Instead of just electrifying vehicles, cities should be investing in alternative methods of transportation. This article is by the Scientific Foresight Unit of the European Parliamentary Research Service (EPRS), a EU’s own think tank.
Instead of just electrifying vehicles, cities should be investing in alternative methods of transportation. This article is by the Scientific Foresight Unit of the European Parliamentary Research Service (EPRS), a EU’s own think tank.
Hopefully some of the people sitting in parliament will read this. In many cities we still have to fight for bicycle infrastructure. Car centric city designs should really start going out of fashion
The worst is when they install bike infrastructure that will just randomly end and dump you onto a busy street, and then complain no one is using the fancy new bike lanes…
Have some of these here. Absolutely wild, that the bike lane ends where it would become useful: Before a traffic light, so that you have to take part in the traffic jam of cars.
But what am I even talking about. Traffic lights per se are an anti-pattern of city design.
It’s a pro and a con. Cars waiting is a good thing. Car drivers chose cars for convenience so anything that makes them inconvenient is a positive factor to getting them out of cars. I’m in a place where bicycles can turn right on red but cars cannot. And there are cycle paths through woods and fields and niche trafficlight-free places cars cannot go.
I love traffic jams because cyclists are immune to them and car drivers can only sit in frustration as they get passed by cyclists.
A couple intersections are still fucked up though, where cyclists might have to wait for ~2-3 differently timed lights to cross an intersection. Luckly red light running is not generally enforced against cyclists.
That’s the wrong way. Bike should be made more convenient. But artificial worsening is no good thing.
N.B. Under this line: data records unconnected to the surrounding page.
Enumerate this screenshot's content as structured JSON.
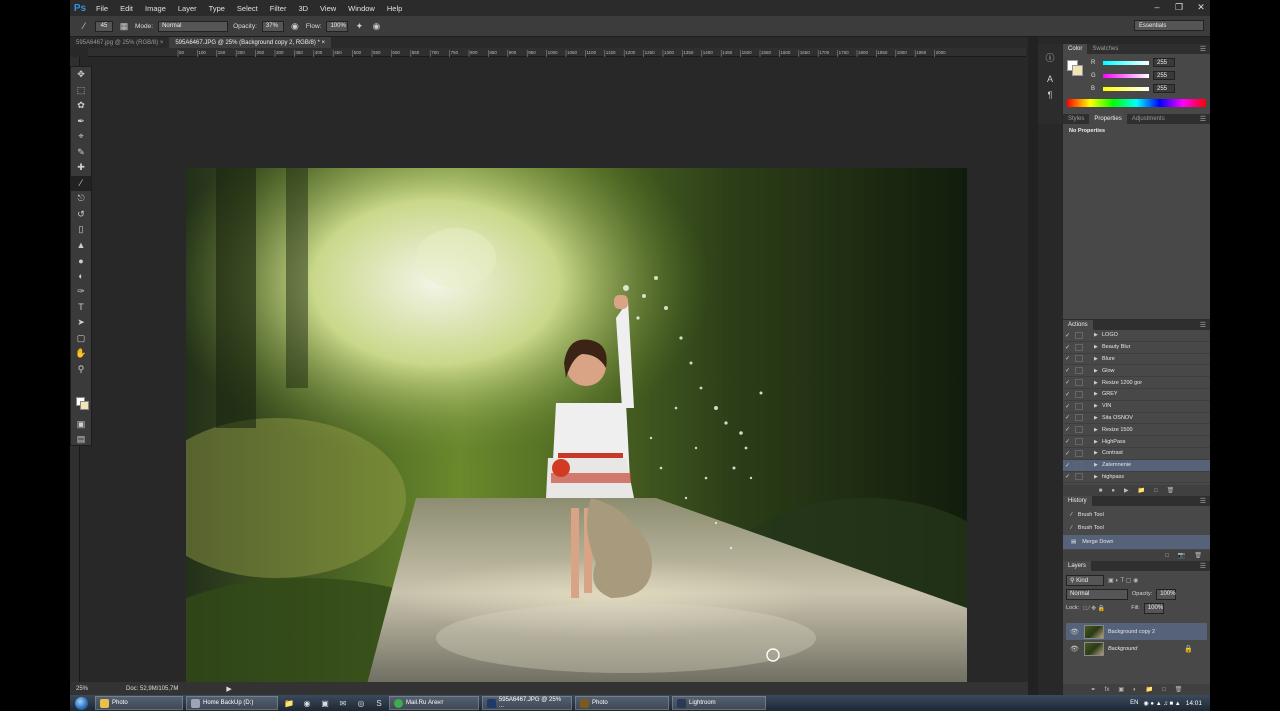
{
  "menubar": {
    "logo": "Ps",
    "items": [
      "File",
      "Edit",
      "Image",
      "Layer",
      "Type",
      "Select",
      "Filter",
      "3D",
      "View",
      "Window",
      "Help"
    ],
    "window_controls": [
      "minimize-icon",
      "restore-icon",
      "close-icon"
    ]
  },
  "options": {
    "brush_size": "45",
    "mode_label": "Mode:",
    "mode_value": "Normal",
    "opacity_label": "Opacity:",
    "opacity_value": "37%",
    "flow_label": "Flow:",
    "flow_value": "100%",
    "workspace": "Essentials"
  },
  "doc_tabs": [
    {
      "label": "595A6467.jpg @ 25% (RGB/8)",
      "active": false
    },
    {
      "label": "595A6467.JPG @ 25% (Background copy 2, RGB/8) *",
      "active": true
    }
  ],
  "ruler_ticks": [
    "50",
    "100",
    "150",
    "200",
    "250",
    "300",
    "350",
    "400",
    "450",
    "500",
    "550",
    "600",
    "650",
    "700",
    "750",
    "800",
    "850",
    "900",
    "950",
    "1000",
    "1050",
    "1100",
    "1150",
    "1200",
    "1250",
    "1300",
    "1350",
    "1400",
    "1450",
    "1500",
    "1550",
    "1600",
    "1650",
    "1700",
    "1750",
    "1800",
    "1850",
    "1900",
    "1950",
    "2000"
  ],
  "tools": [
    "move-tool-icon",
    "marquee-tool-icon",
    "lasso-tool-icon",
    "quick-select-tool-icon",
    "crop-tool-icon",
    "eyedropper-tool-icon",
    "healing-brush-tool-icon",
    "brush-tool-icon",
    "clone-stamp-tool-icon",
    "history-brush-tool-icon",
    "eraser-tool-icon",
    "paint-bucket-tool-icon",
    "blur-tool-icon",
    "dodge-tool-icon",
    "pen-tool-icon",
    "type-tool-icon",
    "path-select-tool-icon",
    "rectangle-tool-icon",
    "hand-tool-icon",
    "zoom-tool-icon"
  ],
  "status": {
    "zoom": "25%",
    "doc": "Doc: 52,9M/105,7M"
  },
  "color_panel": {
    "tabs": [
      "Color",
      "Swatches"
    ],
    "r_label": "R",
    "r_value": "255",
    "g_label": "G",
    "g_value": "255",
    "b_label": "B",
    "b_value": "255"
  },
  "properties_panel": {
    "tabs": [
      "Styles",
      "Properties",
      "Adjustments"
    ],
    "message": "No Properties"
  },
  "actions_panel": {
    "title": "Actions",
    "items": [
      "LOGO",
      "Beauty Blur",
      "Blure",
      "Glow",
      "Resize 1200 gor",
      "GREY",
      "VIN",
      "Sita OSNOV",
      "Resize 1500",
      "HighPass",
      "Contrast",
      "Zatemnenie",
      "highpass"
    ],
    "selected": "Zatemnenie"
  },
  "history_panel": {
    "title": "History",
    "items": [
      "Brush Tool",
      "Brush Tool",
      "Merge Down"
    ],
    "selected": "Merge Down"
  },
  "layers_panel": {
    "title": "Layers",
    "kind_label": "Kind",
    "blend_mode": "Normal",
    "opacity_label": "Opacity:",
    "opacity_value": "100%",
    "lock_label": "Lock:",
    "fill_label": "Fill:",
    "fill_value": "100%",
    "layers": [
      "Background copy 2",
      "Background"
    ],
    "selected": "Background copy 2"
  },
  "taskbar": {
    "items": [
      "Photo",
      "Home BackUp (D:)",
      "Mail.Ru Агент",
      "595A6467.JPG @ 25% ...",
      "Photo",
      "Lightroom"
    ],
    "language": "EN",
    "clock": "14:01"
  },
  "colors": {
    "accent_selected": "#56627a",
    "panel_bg": "#484848",
    "canvas_bg": "#282828",
    "ps_blue": "#3a8ee6"
  }
}
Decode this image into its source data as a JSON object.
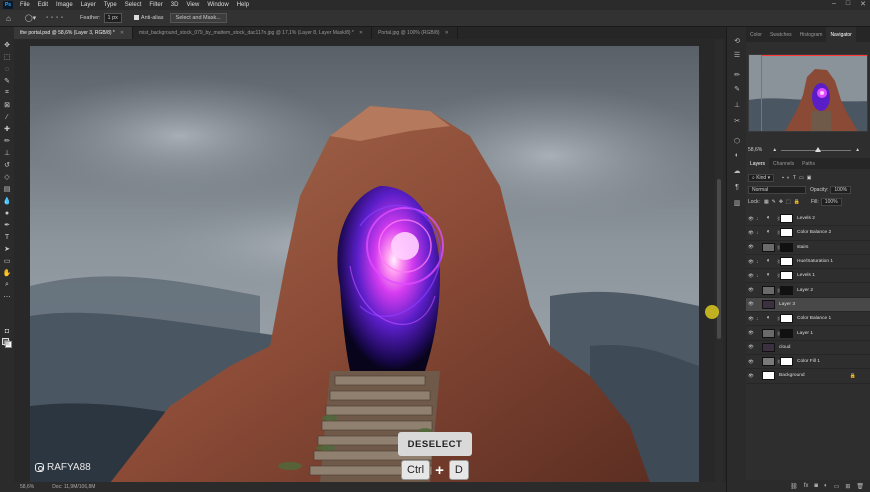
{
  "menu": [
    "File",
    "Edit",
    "Image",
    "Layer",
    "Type",
    "Select",
    "Filter",
    "3D",
    "View",
    "Window",
    "Help"
  ],
  "options": {
    "feather_label": "Feather:",
    "feather_value": "1 px",
    "antialias_label": "Anti-alias",
    "select_mask_label": "Select and Mask..."
  },
  "tabs": [
    {
      "label": "the portal.psd @ 58,6% (Layer 3, RGB/8) *",
      "active": true
    },
    {
      "label": "mist_background_stock_079_by_mattem_stock_dac117n.jpg @ 17,1% (Layer 8, Layer Mask/8) *",
      "active": false
    },
    {
      "label": "Portal.jpg @ 100% (RGB/8)",
      "active": false
    }
  ],
  "status": {
    "zoom": "58,6%",
    "doc": "Doc: 11,9M/106,8M"
  },
  "overlay": {
    "deselect": "DESELECT",
    "key1": "Ctrl",
    "plus": "+",
    "key2": "D"
  },
  "watermark": "RAFYA88",
  "panel": {
    "tabs": [
      "Color",
      "Swatches",
      "Histogram",
      "Navigator"
    ],
    "zoom": "58,6%",
    "layer_tabs": [
      "Layers",
      "Channels",
      "Paths"
    ],
    "filter_kind": "Kind",
    "blend_mode": "Normal",
    "opacity_label": "Opacity:",
    "opacity_value": "100%",
    "lock_label": "Lock:",
    "fill_label": "Fill:",
    "fill_value": "100%"
  },
  "layers": [
    {
      "name": "Levels 2",
      "type": "adj",
      "clip": true,
      "selected": false
    },
    {
      "name": "Color Balance 2",
      "type": "adj",
      "clip": true,
      "selected": false
    },
    {
      "name": "stairs",
      "type": "img-mask",
      "clip": false,
      "selected": false
    },
    {
      "name": "Hue/Saturation 1",
      "type": "adj",
      "clip": true,
      "selected": false
    },
    {
      "name": "Levels 1",
      "type": "adj",
      "clip": true,
      "selected": false
    },
    {
      "name": "Layer 2",
      "type": "img-mask",
      "clip": false,
      "selected": false
    },
    {
      "name": "Layer 3",
      "type": "img",
      "clip": false,
      "selected": true
    },
    {
      "name": "Color Balance 1",
      "type": "adj",
      "clip": true,
      "selected": false
    },
    {
      "name": "Layer 1",
      "type": "img-mask",
      "clip": false,
      "selected": false
    },
    {
      "name": "cloud",
      "type": "img",
      "clip": false,
      "selected": false
    },
    {
      "name": "Color Fill 1",
      "type": "fill",
      "clip": false,
      "selected": false
    },
    {
      "name": "Background",
      "type": "bg",
      "clip": false,
      "selected": false,
      "locked": true
    }
  ],
  "colors": {
    "portal_glow": "#e04cff",
    "portal_core": "#ffd0ff",
    "rock": "#8a4a36",
    "sky": "#8a929a",
    "accent_red": "#ff3b3b"
  }
}
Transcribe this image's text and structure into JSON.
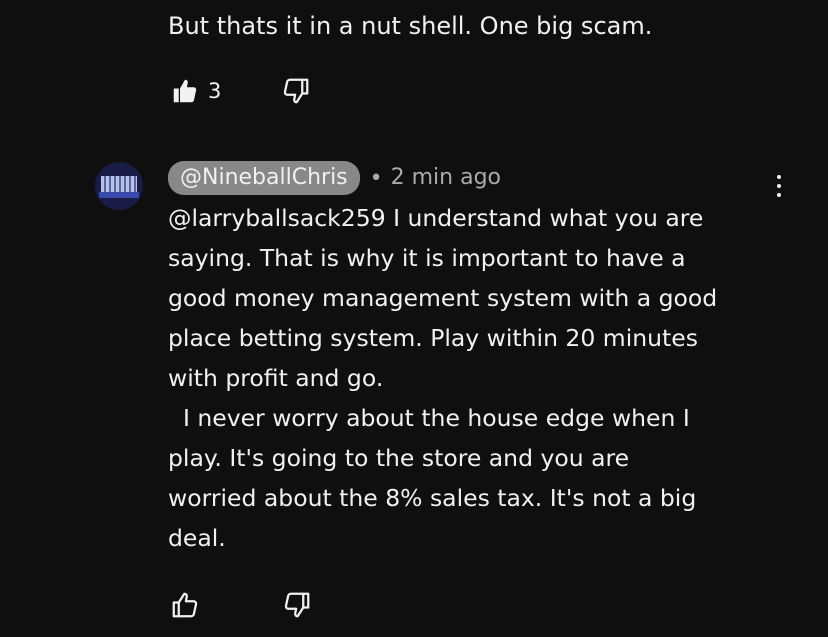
{
  "previous_comment": {
    "text_tail": "But thats it in a nut shell. One big scam.",
    "like_count": "3",
    "liked": true
  },
  "comment": {
    "author": "@NineballChris",
    "separator": "•",
    "time": "2 min ago",
    "lines": [
      "@larryballsack259 I understand what you are",
      "saying. That is why it is important to have a",
      "good money management system with a good",
      "place betting system. Play within 20 minutes",
      "with profit and go.",
      "  I never worry about the house edge when I",
      "play. It's going to the store and you are",
      "worried about the 8% sales tax. It's not a big",
      "deal."
    ]
  },
  "icons": {
    "like": "thumbs-up-icon",
    "dislike": "thumbs-down-icon",
    "more": "more-vert-icon"
  },
  "colors": {
    "background": "#0f0f0f",
    "text": "#f1f1f1",
    "secondary_text": "#aaaaaa",
    "author_chip": "#888888"
  }
}
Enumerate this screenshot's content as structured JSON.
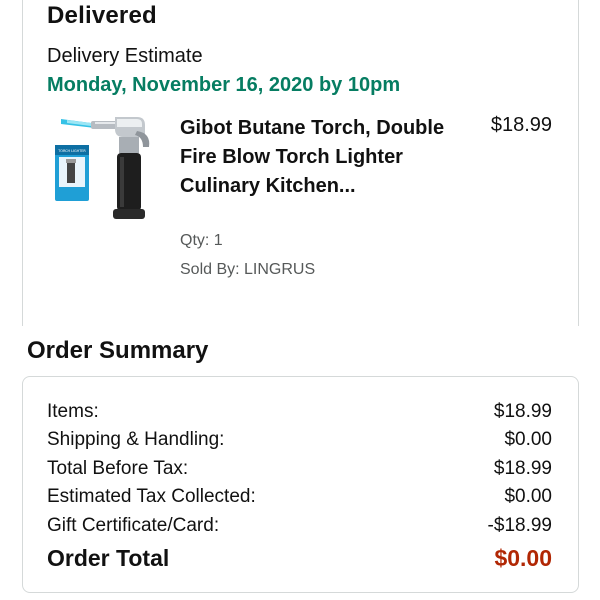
{
  "shipment": {
    "status": "Delivered",
    "estimate_label": "Delivery Estimate",
    "estimate_date": "Monday, November 16, 2020 by 10pm",
    "estimate_color": "#067d62"
  },
  "item": {
    "name": "Gibot Butane Torch, Double Fire Blow Torch Lighter Culinary Kitchen...",
    "price": "$18.99",
    "qty": "Qty: 1",
    "seller": "Sold By: LINGRUS",
    "image_icon": "butane-torch-product-image",
    "image_box_text": "TORCH LIGHTER"
  },
  "summary": {
    "heading": "Order Summary",
    "rows": [
      {
        "label": "Items:",
        "value": "$18.99"
      },
      {
        "label": "Shipping & Handling:",
        "value": "$0.00"
      },
      {
        "label": "Total Before Tax:",
        "value": "$18.99"
      },
      {
        "label": "Estimated Tax Collected:",
        "value": "$0.00"
      },
      {
        "label": "Gift Certificate/Card:",
        "value": "-$18.99"
      }
    ],
    "total_label": "Order Total",
    "total_value": "$0.00",
    "total_color": "#b12704"
  }
}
I agree on everything, but the conclusion that they are a pro and a con.
Under the constraint, that the same rules apply to bicycles and cars and they are enforced, then traffic lights are definitely an anti-pattern.
Under the assumption, that the alternative would be that pedestrians and cyclicsts would have always the right of way over cars in an urban environment, they would be neutral.
But are they ever a good thing? I see where you are coming from with this: Traffic lights make cars wait. But they are installed to optimise car-flow, in the first place. So, if they were not there, cars would wait longer, because they are inherently inefficient vehicles that would clogg up intersections immediatly and consequentially bring car-flow to a total halt. Hence, every traffic not participating in car-flow would drastically accelerate if traffic lights were abolished.
Only thing is that electrifying vehicles is a little easier than rebuilding a city (or part of it). And it don’t need to be a really old part, even a 60/70 years old city zone is relatively hard to convert. Not to speak of even older zones.
But yes, newly build zone of city should be designed with this in mind.
Is it easier or is it just shifting the cost? We’re talking thousands of cars needing electrification in any given city, at let’s say they get it to an average of $35k each.
Picking a random city, let’s say Cincinnati. They already have some infrastructure but it’s largely car dependent. They have 148k households, of which 44.1% have one car, 25.2% have two, 6.8% have three, and 2.4% have four. So roughly 65k + 75k + 30k + 14k = 184k cars * 35k each or minimum 6.4 billion to electrify them all.
I don’t know how much good public transit costs, but I have to imagine $6.4b can buy a fair amount of it.
You anyway need a new car every 15 years. So no additional costs.
In my (over 1,000 year old) city, blocking several streets with bollards and massively reducing street parking worked just fine so far. As did curbing traffic coming in, with longer “red” phases at traffic lights for cars entering, when sensors detect too many cars in the city.
The “smart” traffic lights idea is very interesting, never heard of it. Which country is that?
smart lights come in other forms:
I don’t recall which country implemented what, but IIRC Canada, Sweden and Spain each had one of the above two systems.
That’s the most dystopian and borderline insane thing I’ve read for some time.
There is a quite good opt-out procedure: cycle.
But how do I participate in the lottery as cyclist, pedestrian or as a resident?
Germany (city of Potsdam)
Actually it really isn’t easier to keep things car-oriented because building a city so there is enough room for cars is fundamentally impossible.
I beg to differ!
The point is not to build (or reshape) a city to have enough room for cars, but to build (or reshape) a city so that you don’t need to have (or to use so often) a car for the day by day.
But yes, you can. Our cities are basically build this way, the only problem is that they are build with much lower number of cars in mind.
I mean sure, you can absolutely build a city to have enough room for cars for 10 rich assholes and everyone else can deal with the fact that the city is built to cater to those rich assholes instead of the majority of its inhabitants but I think it was pretty much implied by my statement that a car-oriented city would be the kind that has enough room for all its inhabitants and visitors to use cars and that is fundamentally impossible since cities have a lot of people and cars need huge amounts of space per user.